Quando estava procurando o dito cujo com a lanterna em todos os cantos do carro, interrompi a procura e tentei várias vezes reproduzir esta trajetória, empurrando minha carteira de documentos, um objeto parecido com o perdido. Colocava no painel e empurrava. Nem sequer chegou perto de algum lugar que representasse perigo...
Todos os outros objetos caíram, ordenada e obedientemente, sobre o banco do passageiro, mais ou menos no meio do mesmo, um tanto para frente, mas ainda no meio, quer dizer, em torno da linha central do banco, longe da porta, bem longe da porta. Chaves, celular, meus documentos, todos eles seguiram a lógica, as leis da Física, da probabilidade...
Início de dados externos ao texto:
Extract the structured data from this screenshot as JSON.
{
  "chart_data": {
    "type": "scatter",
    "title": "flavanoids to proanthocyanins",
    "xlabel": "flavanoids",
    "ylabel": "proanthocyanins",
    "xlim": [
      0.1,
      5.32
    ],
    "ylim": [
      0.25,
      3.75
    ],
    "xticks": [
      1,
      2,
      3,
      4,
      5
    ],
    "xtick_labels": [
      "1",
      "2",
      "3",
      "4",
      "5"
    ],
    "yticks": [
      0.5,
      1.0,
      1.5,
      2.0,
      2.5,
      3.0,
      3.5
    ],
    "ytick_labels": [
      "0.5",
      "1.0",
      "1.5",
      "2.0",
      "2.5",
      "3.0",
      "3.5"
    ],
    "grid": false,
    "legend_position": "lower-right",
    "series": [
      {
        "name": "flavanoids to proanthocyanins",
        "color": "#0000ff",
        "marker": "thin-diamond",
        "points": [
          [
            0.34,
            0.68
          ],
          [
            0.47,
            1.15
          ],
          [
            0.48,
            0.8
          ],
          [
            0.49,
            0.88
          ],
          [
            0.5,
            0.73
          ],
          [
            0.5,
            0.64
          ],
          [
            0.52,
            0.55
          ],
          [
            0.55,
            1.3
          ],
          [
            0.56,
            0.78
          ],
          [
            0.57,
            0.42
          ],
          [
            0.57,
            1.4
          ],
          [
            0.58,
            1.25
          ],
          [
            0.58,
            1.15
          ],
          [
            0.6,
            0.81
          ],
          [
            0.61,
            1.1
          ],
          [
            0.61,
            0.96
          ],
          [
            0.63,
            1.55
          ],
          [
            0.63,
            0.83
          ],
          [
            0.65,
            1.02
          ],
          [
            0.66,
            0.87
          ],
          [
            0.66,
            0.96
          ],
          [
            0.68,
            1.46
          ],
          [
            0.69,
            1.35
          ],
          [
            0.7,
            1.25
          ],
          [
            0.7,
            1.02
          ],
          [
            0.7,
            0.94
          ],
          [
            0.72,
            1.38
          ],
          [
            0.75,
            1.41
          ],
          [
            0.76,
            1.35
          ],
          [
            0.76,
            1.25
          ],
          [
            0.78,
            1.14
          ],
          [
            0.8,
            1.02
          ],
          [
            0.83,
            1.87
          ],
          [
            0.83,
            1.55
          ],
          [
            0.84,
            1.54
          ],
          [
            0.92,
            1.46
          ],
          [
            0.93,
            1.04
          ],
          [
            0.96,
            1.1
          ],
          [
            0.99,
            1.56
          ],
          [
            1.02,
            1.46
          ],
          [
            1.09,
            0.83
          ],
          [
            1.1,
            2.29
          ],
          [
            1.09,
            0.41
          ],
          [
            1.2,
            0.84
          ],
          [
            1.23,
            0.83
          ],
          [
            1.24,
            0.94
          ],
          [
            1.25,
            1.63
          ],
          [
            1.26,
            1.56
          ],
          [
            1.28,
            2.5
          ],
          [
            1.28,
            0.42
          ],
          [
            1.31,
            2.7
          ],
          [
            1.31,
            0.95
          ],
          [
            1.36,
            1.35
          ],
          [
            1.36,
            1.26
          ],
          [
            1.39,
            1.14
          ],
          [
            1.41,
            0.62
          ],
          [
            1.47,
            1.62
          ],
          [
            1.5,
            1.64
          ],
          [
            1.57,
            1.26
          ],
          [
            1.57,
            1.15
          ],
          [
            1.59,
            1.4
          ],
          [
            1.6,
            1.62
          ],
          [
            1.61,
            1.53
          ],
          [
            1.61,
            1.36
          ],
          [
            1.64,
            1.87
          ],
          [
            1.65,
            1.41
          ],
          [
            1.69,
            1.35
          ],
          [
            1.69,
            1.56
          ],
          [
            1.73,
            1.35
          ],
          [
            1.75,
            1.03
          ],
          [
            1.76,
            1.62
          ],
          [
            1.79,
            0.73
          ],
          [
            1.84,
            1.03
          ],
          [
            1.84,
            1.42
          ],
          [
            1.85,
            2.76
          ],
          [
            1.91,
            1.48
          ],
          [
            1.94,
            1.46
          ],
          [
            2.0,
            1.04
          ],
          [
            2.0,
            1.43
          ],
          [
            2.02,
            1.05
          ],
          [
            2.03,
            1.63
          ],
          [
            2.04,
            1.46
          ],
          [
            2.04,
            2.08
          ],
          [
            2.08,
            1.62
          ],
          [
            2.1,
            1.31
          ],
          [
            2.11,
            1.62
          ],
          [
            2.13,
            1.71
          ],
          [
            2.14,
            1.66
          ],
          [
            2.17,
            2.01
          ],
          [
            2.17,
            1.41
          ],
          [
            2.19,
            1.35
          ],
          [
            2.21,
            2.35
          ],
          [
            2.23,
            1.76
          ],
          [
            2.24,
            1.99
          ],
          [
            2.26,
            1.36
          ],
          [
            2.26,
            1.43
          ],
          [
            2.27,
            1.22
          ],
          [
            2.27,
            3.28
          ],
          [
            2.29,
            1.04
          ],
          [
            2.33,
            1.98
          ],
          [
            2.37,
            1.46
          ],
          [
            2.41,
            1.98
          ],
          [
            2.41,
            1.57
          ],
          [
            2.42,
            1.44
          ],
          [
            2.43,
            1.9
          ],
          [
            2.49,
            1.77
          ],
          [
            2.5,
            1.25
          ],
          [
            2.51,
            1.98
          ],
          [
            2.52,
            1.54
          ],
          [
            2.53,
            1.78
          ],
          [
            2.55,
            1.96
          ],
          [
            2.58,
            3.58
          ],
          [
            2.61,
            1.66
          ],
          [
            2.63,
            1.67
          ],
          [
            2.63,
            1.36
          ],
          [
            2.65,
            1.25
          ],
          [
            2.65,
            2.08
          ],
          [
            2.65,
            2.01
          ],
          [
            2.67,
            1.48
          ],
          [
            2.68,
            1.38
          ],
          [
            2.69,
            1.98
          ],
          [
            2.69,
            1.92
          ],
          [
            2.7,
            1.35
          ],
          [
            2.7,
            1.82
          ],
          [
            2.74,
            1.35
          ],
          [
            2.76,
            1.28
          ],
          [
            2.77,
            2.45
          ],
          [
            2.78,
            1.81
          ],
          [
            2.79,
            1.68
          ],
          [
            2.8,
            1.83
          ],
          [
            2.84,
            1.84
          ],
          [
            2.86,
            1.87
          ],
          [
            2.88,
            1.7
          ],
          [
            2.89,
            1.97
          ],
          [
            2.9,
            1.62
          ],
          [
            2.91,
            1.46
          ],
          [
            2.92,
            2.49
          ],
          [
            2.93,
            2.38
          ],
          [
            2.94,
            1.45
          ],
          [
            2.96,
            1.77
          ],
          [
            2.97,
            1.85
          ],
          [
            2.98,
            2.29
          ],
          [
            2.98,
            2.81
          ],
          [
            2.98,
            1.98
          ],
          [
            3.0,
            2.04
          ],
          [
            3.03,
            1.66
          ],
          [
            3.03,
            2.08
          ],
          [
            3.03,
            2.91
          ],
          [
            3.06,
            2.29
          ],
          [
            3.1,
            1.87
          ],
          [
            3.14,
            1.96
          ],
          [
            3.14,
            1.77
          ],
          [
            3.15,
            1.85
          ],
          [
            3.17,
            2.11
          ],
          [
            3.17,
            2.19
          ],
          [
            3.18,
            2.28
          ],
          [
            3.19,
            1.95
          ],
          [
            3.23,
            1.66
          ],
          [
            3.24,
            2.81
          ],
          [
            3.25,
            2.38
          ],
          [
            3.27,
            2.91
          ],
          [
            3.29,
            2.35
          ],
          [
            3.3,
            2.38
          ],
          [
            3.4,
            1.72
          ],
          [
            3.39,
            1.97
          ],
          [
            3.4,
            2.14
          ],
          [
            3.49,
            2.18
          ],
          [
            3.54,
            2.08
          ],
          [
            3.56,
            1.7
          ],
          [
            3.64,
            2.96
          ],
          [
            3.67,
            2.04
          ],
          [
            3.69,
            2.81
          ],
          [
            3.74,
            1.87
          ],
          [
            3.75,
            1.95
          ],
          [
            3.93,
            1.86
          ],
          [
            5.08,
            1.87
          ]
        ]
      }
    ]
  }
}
Mas o improvável e o impossível aconteceu. Ou, para não falar em coisas do outro mundo ou interferências sobrenaturais, pensando só no mundo material, temos que admitir que havia alguma chance de ter acontecido o que realmente aconteceu. Chance existe, mesmo que quase nula, ainda existe...
E ganhar na Mega-Sena, que é bom, a gente não ganha!”.